FIGURE 6.

IL-32β-mediated phosphorylation of C/EBPα Ser-21 by PKCδ. A and B, IL-32β was associated with C/EBPα and PKCδ, and then mediated the phosphorylation of C/EBPα serine 21 by PKCδ. HEK293 cells were co-transfected with 6×Myc-tagged IL-32β and C/EBPα and with 5×FLAG-tagged PKCδ. After overnight incubation, cells were treated with 10 μm rottlerin (Rott) or 10 μm PD98059 (PD) for 1 h for the inhibitor-treated samples. 20 nm PMA was treated for 90 min. Three micrograms of KU32-52 antibody (A) or C/EBPα antibody (B) was used. IP, immunoprecipitation; WCL, whole cell lysate. C, the expression levels of the transfected genes were determined by Western blotting with 30 μg of whole cell lysates (WCL). Immunoprecipitations (IP) were performed with U937 cells after 10 μm rottlerin or PD98059 treatment for 1 h and treatment with 20 nm PMA for a further 90 min. 3 μg of goat polyclonal IL-32 antibody was used.
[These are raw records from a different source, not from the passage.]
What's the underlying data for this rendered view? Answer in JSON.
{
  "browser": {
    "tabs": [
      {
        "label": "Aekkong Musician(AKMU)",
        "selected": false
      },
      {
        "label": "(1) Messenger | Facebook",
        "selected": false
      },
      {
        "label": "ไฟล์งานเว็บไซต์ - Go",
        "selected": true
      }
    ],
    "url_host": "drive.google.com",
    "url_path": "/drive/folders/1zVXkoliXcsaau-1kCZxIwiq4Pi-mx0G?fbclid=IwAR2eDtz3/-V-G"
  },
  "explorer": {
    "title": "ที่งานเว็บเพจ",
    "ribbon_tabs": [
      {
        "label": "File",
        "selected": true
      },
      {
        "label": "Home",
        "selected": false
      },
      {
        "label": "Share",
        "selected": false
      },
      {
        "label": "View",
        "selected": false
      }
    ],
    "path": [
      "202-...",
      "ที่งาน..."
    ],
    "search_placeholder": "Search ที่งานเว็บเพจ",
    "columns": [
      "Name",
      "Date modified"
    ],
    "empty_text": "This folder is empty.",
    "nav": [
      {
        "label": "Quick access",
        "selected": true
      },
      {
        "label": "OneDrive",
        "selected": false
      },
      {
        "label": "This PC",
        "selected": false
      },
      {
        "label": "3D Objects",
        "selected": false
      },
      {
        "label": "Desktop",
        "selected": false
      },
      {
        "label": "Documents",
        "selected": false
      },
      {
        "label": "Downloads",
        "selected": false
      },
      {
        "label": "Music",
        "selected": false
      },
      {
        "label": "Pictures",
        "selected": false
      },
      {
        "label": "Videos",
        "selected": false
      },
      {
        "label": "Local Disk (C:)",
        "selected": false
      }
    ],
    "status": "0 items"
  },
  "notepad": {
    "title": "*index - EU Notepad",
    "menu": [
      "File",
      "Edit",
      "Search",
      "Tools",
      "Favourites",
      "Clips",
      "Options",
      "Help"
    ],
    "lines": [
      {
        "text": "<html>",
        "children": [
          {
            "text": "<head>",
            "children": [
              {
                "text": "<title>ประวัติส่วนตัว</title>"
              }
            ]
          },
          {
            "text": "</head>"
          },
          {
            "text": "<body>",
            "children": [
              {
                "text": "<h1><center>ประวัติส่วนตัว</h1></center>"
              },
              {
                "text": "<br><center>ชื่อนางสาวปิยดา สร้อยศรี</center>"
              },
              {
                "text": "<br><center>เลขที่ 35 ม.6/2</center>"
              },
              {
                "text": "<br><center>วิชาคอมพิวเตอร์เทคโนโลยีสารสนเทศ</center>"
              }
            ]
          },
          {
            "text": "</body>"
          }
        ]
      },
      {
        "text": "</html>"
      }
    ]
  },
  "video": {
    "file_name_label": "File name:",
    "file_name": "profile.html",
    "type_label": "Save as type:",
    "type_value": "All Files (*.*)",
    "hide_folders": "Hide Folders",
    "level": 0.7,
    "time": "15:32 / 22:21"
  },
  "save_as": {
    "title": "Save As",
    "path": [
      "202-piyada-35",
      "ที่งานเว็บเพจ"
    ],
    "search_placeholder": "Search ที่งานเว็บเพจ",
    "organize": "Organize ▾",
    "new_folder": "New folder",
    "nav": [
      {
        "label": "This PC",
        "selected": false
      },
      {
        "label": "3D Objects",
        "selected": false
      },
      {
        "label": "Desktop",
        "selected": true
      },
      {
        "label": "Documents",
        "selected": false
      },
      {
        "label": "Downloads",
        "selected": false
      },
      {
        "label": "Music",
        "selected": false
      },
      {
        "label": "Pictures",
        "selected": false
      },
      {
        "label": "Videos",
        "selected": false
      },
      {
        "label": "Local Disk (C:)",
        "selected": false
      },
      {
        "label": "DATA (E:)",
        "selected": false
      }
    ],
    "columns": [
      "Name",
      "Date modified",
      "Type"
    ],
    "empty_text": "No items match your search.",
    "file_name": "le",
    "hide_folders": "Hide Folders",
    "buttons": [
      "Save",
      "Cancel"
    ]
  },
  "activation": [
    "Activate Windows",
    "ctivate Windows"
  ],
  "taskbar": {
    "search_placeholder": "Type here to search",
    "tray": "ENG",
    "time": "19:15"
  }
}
After co-transfection of HEK293 cells with 6×Myc-tagged IL-32β and C/EBPα, cells were treated with inhibitors and PMA in the same way as in A. D, cell lysates were immunoprecipitated with 1 μg of Myc tag antibody; the phosphorylated C/EBPα at serine 21 was detected using phospho-C/EBPα Ser-21-specific antibody. E and F, a mutant C/EBPα S21G was co-transfected with IL-32β and PKCδ into HEK293 cells, and then immunoprecipitations were performed with Myc tag antibody (E) or KU32-52 antibody (F). G, A549 lung carcinoma cells were co-transfected with a mutant C/EBPα S21G, IL-32β, and PKCδ. Each plasmid was also transfected as controls. Immunoprecipitation was carried out with Myc tag antibody. The expression levels of the introduced genes were determined by Western blotting with 30 μg of whole cell lysates (WCL).